En l’espèce, Retriever
Sverige AB, service suédois d’envoi d’alertes, fournit à ses utilisateurs
des hyperliens renvoyant vers des articles de presse publiés sur divers sites,
sans l’autorisation de leurs auteurs. L’un des auteurs, un journaliste, assigne
alors Retriever devant les juridictions suédoises, lui reprochant de porter
atteinte à ses droits d’auteur.
Les
juridictions suédoises saisissent alors la CJUE d’une question préjudicielle
afin de savoir si la fourniture par un site internet d’hyperliens vers des
œuvres protégées et librement accessibles sur d’autres sites web, constitue un
acte de communication au public nécessitant l’autorisation des titulaires des
droits d’auteur au sens de l’article 3 paragraphe 1 de la Directive du 22 mai
2001 [2].
La Cour
rappelle, conformément à sa jurisprudence antérieure [3], que la notion de
communication au public suppose l’existence de deux éléments cumulatifs :
un “acte de communication“ d’une œuvre et sa communication à un “public“.
L’acte de
communication, qui doit être entendu de manière large[4], est reconnu par la
Cour qui considère que « le fait de fournir des liens cliquables vers
des œuvres protégées doit être qualifié de mise à disposition et, par
conséquent, d’acte de communication au sens de ladite disposition. »
S’agissant de
la notion de communication au public, les juges rappellent que cette notion
vise un nombre indéterminé de destinataires potentiels et un nombre assez
important de personnes.
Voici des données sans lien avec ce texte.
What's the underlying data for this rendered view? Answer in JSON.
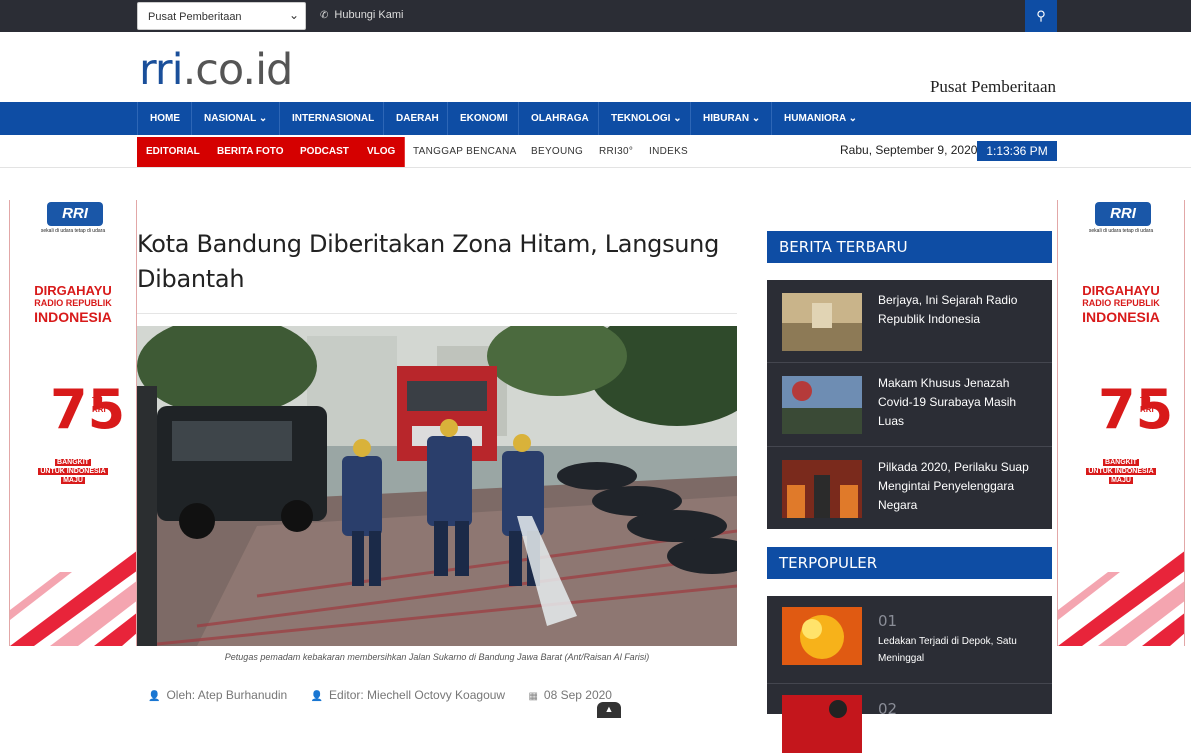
{
  "topbar": {
    "select_value": "Pusat Pemberitaan",
    "contact": "Hubungi Kami"
  },
  "header": {
    "logo_main": "rri",
    "logo_domain": ".co.id",
    "tagline": "Pusat Pemberitaan"
  },
  "nav": {
    "items": [
      "HOME",
      "NASIONAL",
      "INTERNASIONAL",
      "DAERAH",
      "EKONOMI",
      "OLAHRAGA",
      "TEKNOLOGI",
      "HIBURAN",
      "HUMANIORA"
    ]
  },
  "subnav": {
    "red_items": [
      "EDITORIAL",
      "BERITA FOTO",
      "PODCAST",
      "VLOG"
    ],
    "items": [
      "TANGGAP BENCANA",
      "BEYOUNG",
      "RRI30°",
      "INDEKS"
    ]
  },
  "datetime": {
    "date": "Rabu, September 9, 2020",
    "time": "1:13:36 PM"
  },
  "banner": {
    "logo": "RRI",
    "slogan": "sekali di udara tetap di udara",
    "line1": "DIRGAHAYU",
    "line2": "RADIO REPUBLIK",
    "line3": "INDONESIA",
    "anniv": "75",
    "anniv_suffix": "TH",
    "anniv_org": "RRI",
    "motto1": "BANGKIT",
    "motto2": "UNTUK INDONESIA",
    "motto3": "MAJU"
  },
  "article": {
    "title": "Kota Bandung Diberitakan Zona Hitam, Langsung Dibantah",
    "caption": "Petugas pemadam kebakaran membersihkan Jalan Sukarno di Bandung Jawa Barat (Ant/Raisan Al Farisi)",
    "author": "Oleh: Atep Burhanudin",
    "editor": "Editor: Miechell Octovy Koagouw",
    "date": "08 Sep 2020"
  },
  "sidebar": {
    "latest_title": "BERITA TERBARU",
    "latest": [
      "Berjaya, Ini Sejarah Radio Republik Indonesia",
      "Makam Khusus Jenazah Covid-19 Surabaya Masih Luas",
      "Pilkada 2020, Perilaku Suap Mengintai Penyelenggara Negara"
    ],
    "popular_title": "TERPOPULER",
    "popular": [
      {
        "num": "01",
        "title": "Ledakan Terjadi di Depok, Satu Meninggal"
      },
      {
        "num": "02",
        "title": ""
      }
    ]
  },
  "colors": {
    "brand_blue": "#0e4da4",
    "red": "#d50000",
    "dark": "#2b2d35"
  }
}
Encore faut-il que cette communication soit adressée à
un “public nouveau“ qui n’avait pas été pris en compte par les titulaires des
droits d’auteur lorsqu’ils ont autorisé la première communication au public.
En l’espèce,
les articles de presse en cause sont librement accessibles à tout internaute
sur le site internet d’origine, sans mesure restrictive (c’est-à-dire sans mot
de passe ou abonnement par exemple). Ainsi, la CJUE juge qu’en fournissant les
hyperliens, le site internet ne communique pas ces œuvres à un public nouveau
au sens de l’article 3 paragraphe 1 de la Directive puisque les deux sites
s’adressent à un même public, c’est-à-dire, à la même communauté globale
d’internautes. L’autorisation du journaliste n’est donc pas nécessaire.
En revanche,
la CJUE aurait eu une position différente si les articles publiés sur le site internet
d’origine n’étaient plus disponibles ou étaient réservés à un public restreint
(à des abonnés par exemple). L’accès à ce contenu par l’intermédiaire
d’hyperliens situés sur un autre site, librement accessible à tout utilisateur,
aurait eu pour conséquence de contourner les mesures de restriction mises en
place et de créer un public nouveau nécessitant l’autorisation des auteurs des
œuvres communiquées.
Par cette
décision, la CJUE tente de trouver un compromis entre la liberté de lier qui
fait partie intégrante du fonctionnement du web et la protection des droits
d’auteur.
Il
est important de rappeler qu’une
consultation, initiée par la Commission européenne à propos de la réforme de la
directive sur le droit d’auteur, est actuellement en cours. Parmi
les questions posées dans cette consultation, une concerne directement les
liens hypertexte [5].
Ainsi,
au terme de cette consultation la position de la CJUE sera soit confortée,
soit remise en cause. Il semblerait donc que la question des liens hypertextes
fasse encore couler beaucoup d’encre !
[2] « Les États membres prévoient pour les auteurs le droit exclusif d'autoriser ou d'interdire toute communication au public de leurs œuvres, par fil ou sans fil, y compris la mise à la disposition du public de leurs œuvres de manière que chacun puisse y avoir accès de l'endroit et au moment qu'il choisit individuellement.»
[3] CJUE, 7 mars 2013, ITV Broadcasting e.a, aff. C-607/11.
[4] CJUE, 4 octobre 2011, Football Association Premier League e.a, aff. C-403/08.
[5] La Commission demande explicitement à la question 12 si les hyperliens doivent être soumis ou non au droit exclusif des titulaires de droits d’auteur.